Half-Speed at Toyota
Toyota, with no plants in Hubei Province where the outbreak began, was able to open three of its four Chinese factories last week. The fourth facility went back on line today.
But The Nikkei says all four Toyota plants are running at half their normal pace. The company also is monitoring its supply chains closely.
Volkswagen, the largest among foreign carmakers in China, was to resume assembly operations with partner SAIC Motor today. Mitsubishi Motors won’t reopen facilities until at least Feb. 27.
No Government Go-Ahead
The Hubei government has ordered businesses within its territory not to resume production before March 11. The directive affects facilities in and around Wuhan operated by General Motors, Honda, Nissan, PSA and Renault.
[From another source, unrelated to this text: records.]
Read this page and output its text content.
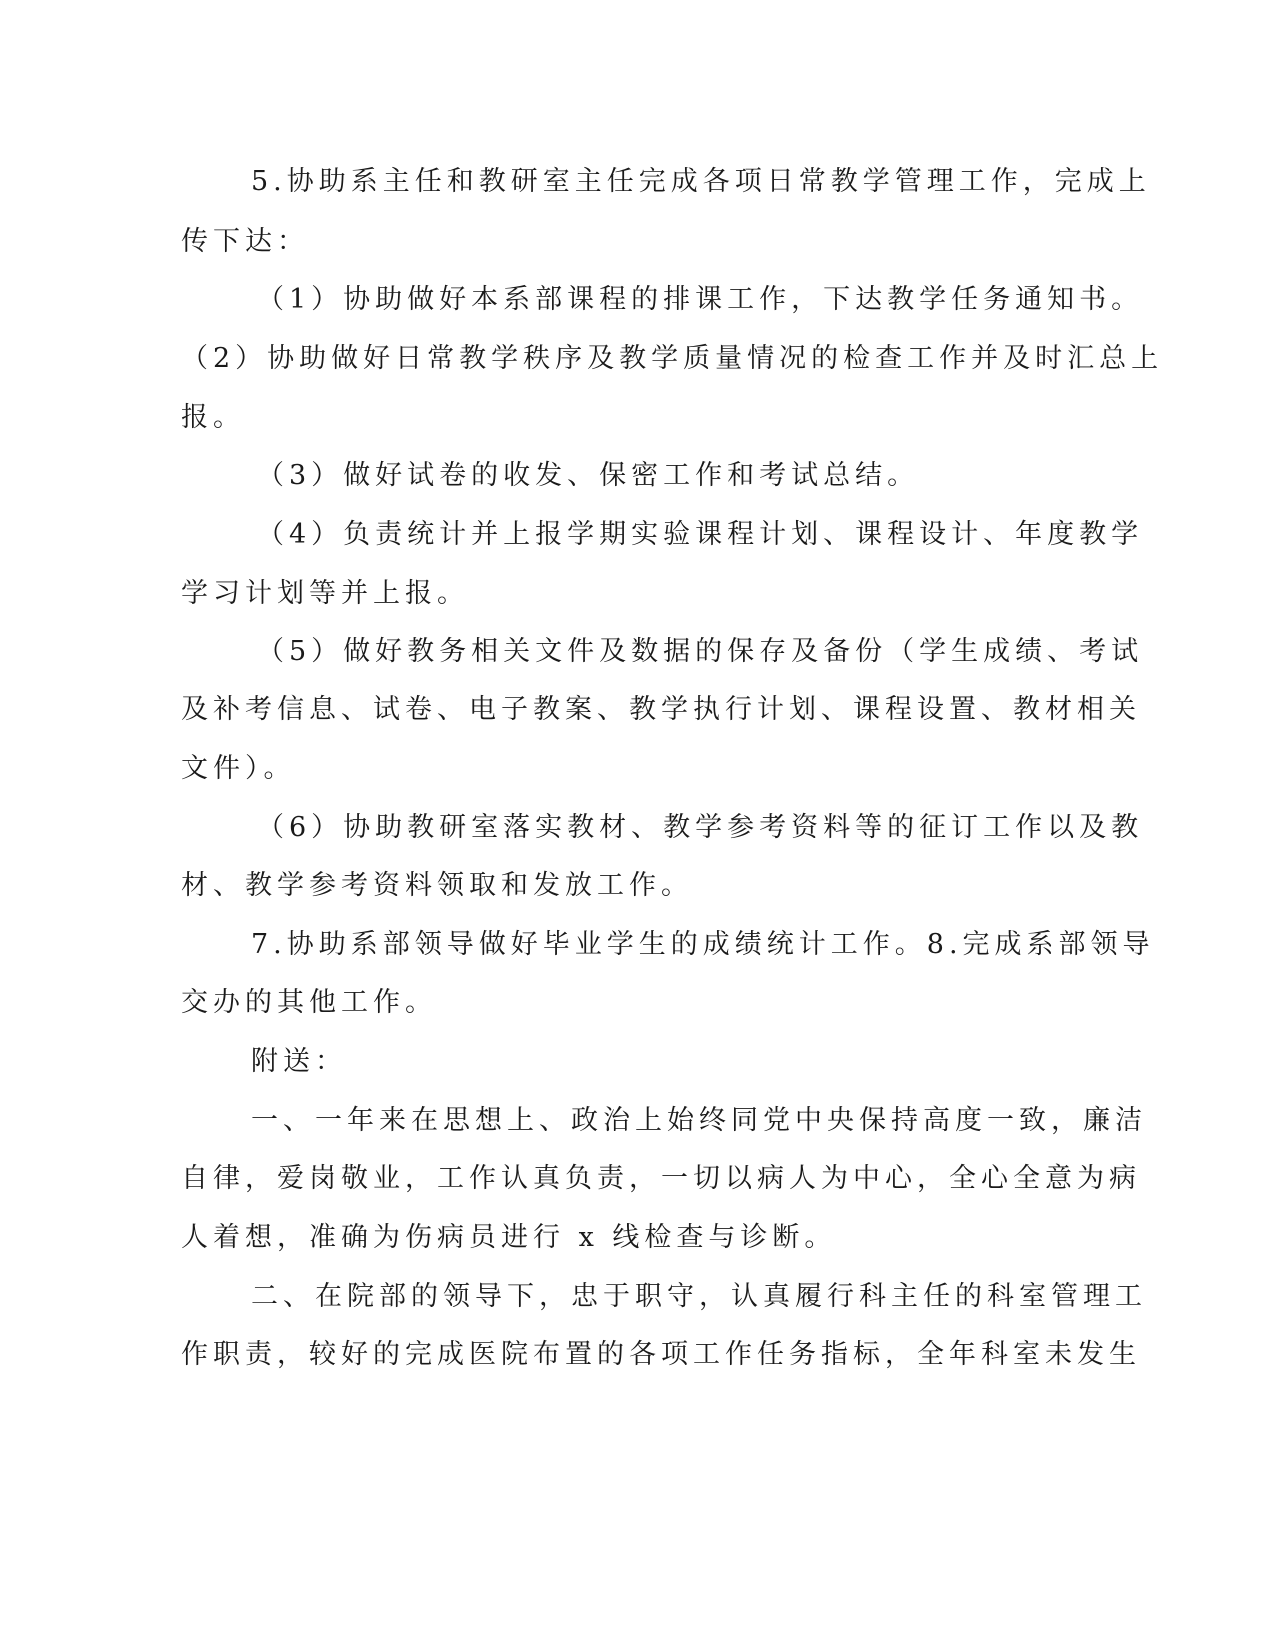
5.协助系主任和教研室主任完成各项日常教学管理工作，完成上
传下达：
（1）协助做好本系部课程的排课工作，下达教学任务通知书。
（2）协助做好日常教学秩序及教学质量情况的检查工作并及时汇总上
报。
（3）做好试卷的收发、保密工作和考试总结。
（4）负责统计并上报学期实验课程计划、课程设计、年度教学
学习计划等并上报。
（5）做好教务相关文件及数据的保存及备份（学生成绩、考试
及补考信息、试卷、电子教案、教学执行计划、课程设置、教材相关
文件）。
（6）协助教研室落实教材、教学参考资料等的征订工作以及教
材、教学参考资料领取和发放工作。
7.协助系部领导做好毕业学生的成绩统计工作。8.完成系部领导
交办的其他工作。
附送：
一、一年来在思想上、政治上始终同党中央保持高度一致，廉洁
自律，爱岗敬业，工作认真负责，一切以病人为中心，全心全意为病
人着想，准确为伤病员进行 x 线检查与诊断。
二、在院部的领导下，忠于职守，认真履行科主任的科室管理工
作职责，较好的完成医院布置的各项工作任务指标，全年科室未发生
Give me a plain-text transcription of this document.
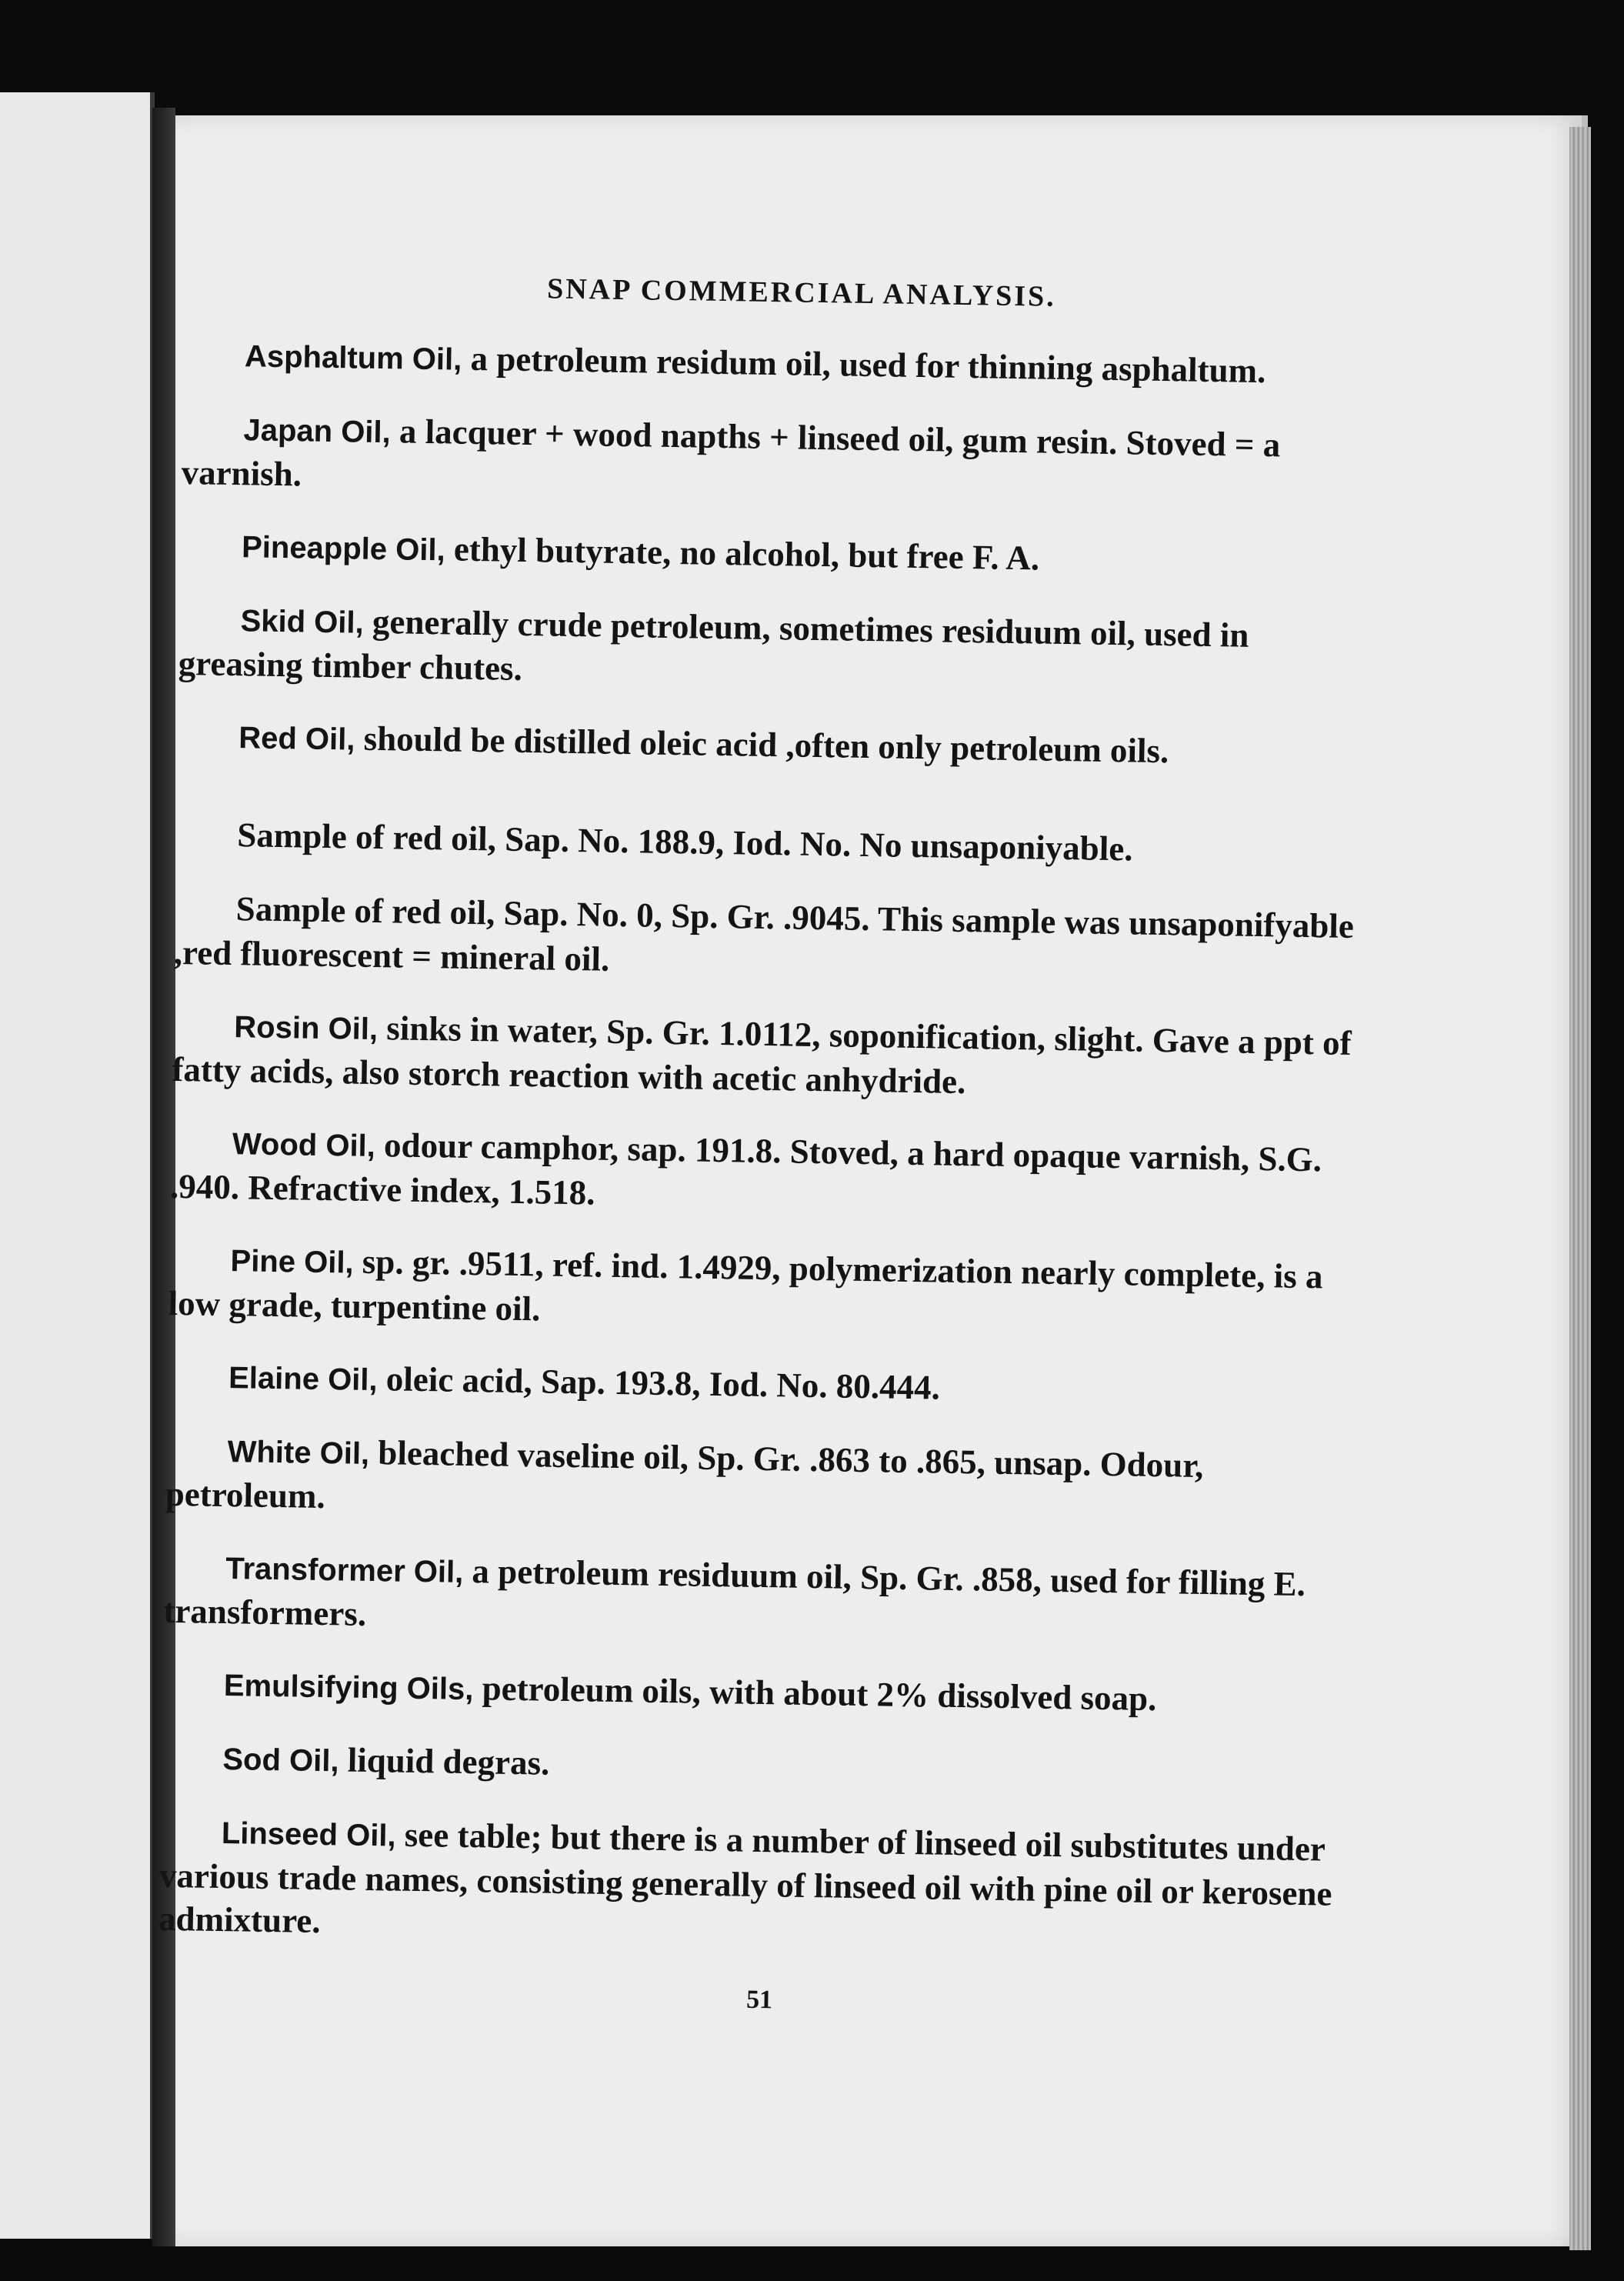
SNAP COMMERCIAL ANALYSIS.

Asphaltum Oil, a petroleum residum oil, used for thinning asphaltum.

Japan Oil, a lacquer + wood napths + linseed oil, gum resin. Stoved = a varnish.

Pineapple Oil, ethyl butyrate, no alcohol, but free F. A.

Skid Oil, generally crude petroleum, sometimes residuum oil, used in greasing timber chutes.

Red Oil, should be distilled oleic acid ,often only petroleum oils.

Sample of red oil, Sap. No. 188.9, Iod. No. No unsaponiyable.

Sample of red oil, Sap. No. 0, Sp. Gr. .9045. This sample was unsaponifyable ,red fluorescent = mineral oil.

Rosin Oil, sinks in water, Sp. Gr. 1.0112, soponification, slight. Gave a ppt of fatty acids, also storch reaction with acetic anhydride.

Wood Oil, odour camphor, sap. 191.8. Stoved, a hard opaque varnish, S.G. .940. Refractive index, 1.518.

Pine Oil, sp. gr. .9511, ref. ind. 1.4929, polymerization nearly complete, is a low grade, turpentine oil.

Elaine Oil, oleic acid, Sap. 193.8, Iod. No. 80.444.

White Oil, bleached vaseline oil, Sp. Gr. .863 to .865, unsap. Odour, petroleum.

Transformer Oil, a petroleum residuum oil, Sp. Gr. .858, used for filling E. transformers.

Emulsifying Oils, petroleum oils, with about 2% dissolved soap.

Sod Oil, liquid degras.

Linseed Oil, see table; but there is a number of linseed oil substitutes under various trade names, consisting generally of linseed oil with pine oil or kerosene admixture.

51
Elsewhere across China, regional governments aren’t ready to declare an all-clear.
Nissan scrapped plans to revive production last week and hasn’t announced a new startup date. Fiat Chrysler Automobiles has reopened a plant in Guangzhou but not in Changsha.
For most companies, production plans are being hindered by parts shortages, high absenteeism, local quarantines and travel restrictions that hamper travel by workers and truckers, especially those who must cross provincial boundaries.
Shoppers Focus Elsewhere
Another damper on production: Consumers buffeted by quarantines are preoccupied with more fundamental issues than finding a car to buy.
China’s auto dealers association had expected a 1% uptick in deliveries this year. But a new projection by LMC Automotive says full-year demand will probably shrink 3%-5%.
Several carmakers have cautioned that another two weeks of disruption among partsmakers in China will begin to impact assembly plants everywhere.